Country Report Turkey April 2011

Economic performance: Current-account deficit is still worryingly large in January

Concern persists about the potential for currency, macroeconomic and financial instability if global risk aversion rises and Turkey becomes unable to finance its growing current-account deficit. The deficit reached US$48.6bn, or 6.7% of estimated GDP, in 2010, as strong domestic demand, a strong currency during most of the year and high global commodity prices inflated the import bill. Although the lira has lost value since November, and the Central Bank has been trying to control the growth of credit, the current-account deficit continued to widen in January 2011 compared with the same month of 2010. The deficit for January was the third-largest monthly deficit on record (after November and December 2010) and raised the rolling 12-month deficit above US$50bn for the first time. The merchandise trade gap has accounted for most of the current-account deficit. In January, it was US$3.1bn more than a year earlier as import growth far outpaced solid export growth.

The current-account deficit was amply offset by strong capital inflows in 2010. In January 2011, net capital inflows (excluding official reserves) remained positive at US$3.1bn, according to the balance-of-payments data.
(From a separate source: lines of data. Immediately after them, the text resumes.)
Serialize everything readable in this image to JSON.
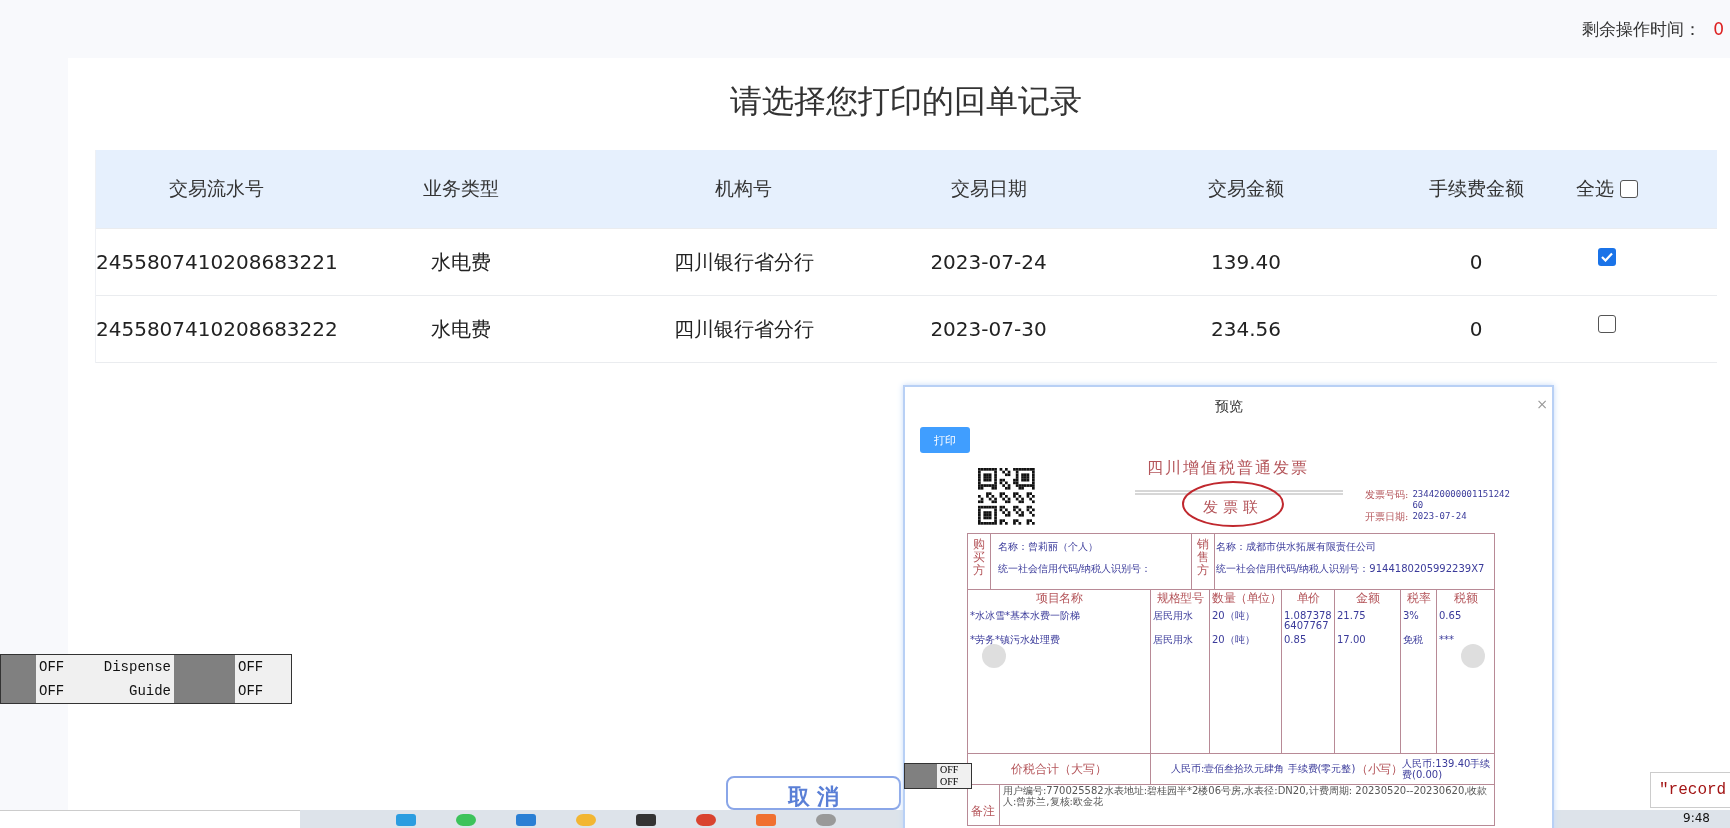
{
  "timer": {
    "label": "剩余操作时间：",
    "value": "0"
  },
  "title": "请选择您打印的回单记录",
  "table": {
    "columns": [
      "交易流水号",
      "业务类型",
      "机构号",
      "交易日期",
      "交易金额",
      "手续费金额"
    ],
    "select_all": {
      "label": "全选",
      "checked": false
    },
    "rows": [
      {
        "cells": [
          "2455807410208683221",
          "水电费",
          "四川银行省分行",
          "2023-07-24",
          "139.40",
          "0"
        ],
        "checked": true
      },
      {
        "cells": [
          "2455807410208683222",
          "水电费",
          "四川银行省分行",
          "2023-07-30",
          "234.56",
          "0"
        ],
        "checked": false
      }
    ]
  },
  "status_panel": {
    "rows": [
      {
        "left": "OFF",
        "label": "Dispense",
        "right": "OFF"
      },
      {
        "left": "OFF",
        "label": "Guide",
        "right": "OFF"
      }
    ]
  },
  "mini_status": [
    "OFF",
    "OFF"
  ],
  "cancel_button": "取 消",
  "preview": {
    "title": "预览",
    "close": "×",
    "print_button": "打印",
    "invoice": {
      "title": "四川增值税普通发票",
      "copy_label": "发 票 联",
      "number_label": "发票号码:",
      "number_lines": [
        "234420000001151242",
        "60"
      ],
      "date_label": "开票日期:",
      "date": "2023-07-24",
      "buyer": {
        "label": "购买方",
        "name": "名称：曾莉丽（个人）",
        "tax_id": "统一社会信用代码/纳税人识别号："
      },
      "seller": {
        "label": "销售方",
        "name": "名称：成都市供水拓展有限责任公司",
        "tax_id": "统一社会信用代码/纳税人识别号：9144180205992239X7"
      },
      "columns": [
        "项目名称",
        "规格型号",
        "数量（单位）",
        "单价",
        "金额",
        "税率",
        "税额"
      ],
      "items": [
        [
          "*水冰雪*基本水费一阶梯",
          "居民用水",
          "20（吨）",
          "1.0873786407767",
          "21.75",
          "3%",
          "0.65"
        ],
        [
          "*劳务*镇污水处理费",
          "居民用水",
          "20（吨）",
          "0.85",
          "17.00",
          "免税",
          "***"
        ]
      ],
      "total_label": "价税合计（大写）",
      "total_value": "人民币:壹佰叁拾玖元肆角 手续费(零元整)",
      "small_label": "（小写）",
      "small_value": "人民币:139.40手续费(0.00)",
      "remark_label": "备注",
      "remark": "用户编号:770025582水表地址:碧桂园半*2楼06号房,水表径:DN20,计费周期: 20230520--20230620,收款人:曾苏兰,复核:欧金花"
    }
  },
  "tooltip": "\"record",
  "taskbar": {
    "clock": "9:48"
  }
}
The level of capital inflows recorded in January was nevertheless lower than in the preceding months, possibly reflecting, in part, the impact on financial sentiment of shifts in global expectations and political uncertainty in North Africa and the Middle East, but the figure for net errors and omissions, which includes inflows which could not be classified, was high, resulting in an increase in official foreign-exchange reserves of US$863m.

According to weekly Central Bank data, the official gross foreign-exchange reserves, which are sensitive to exchange-rate movements as well as balance-of-payments developments, rose from US$80.7bn at end-2010 to US$82.3bn at the end of January 2011 and US$83.4bn in the first week of March.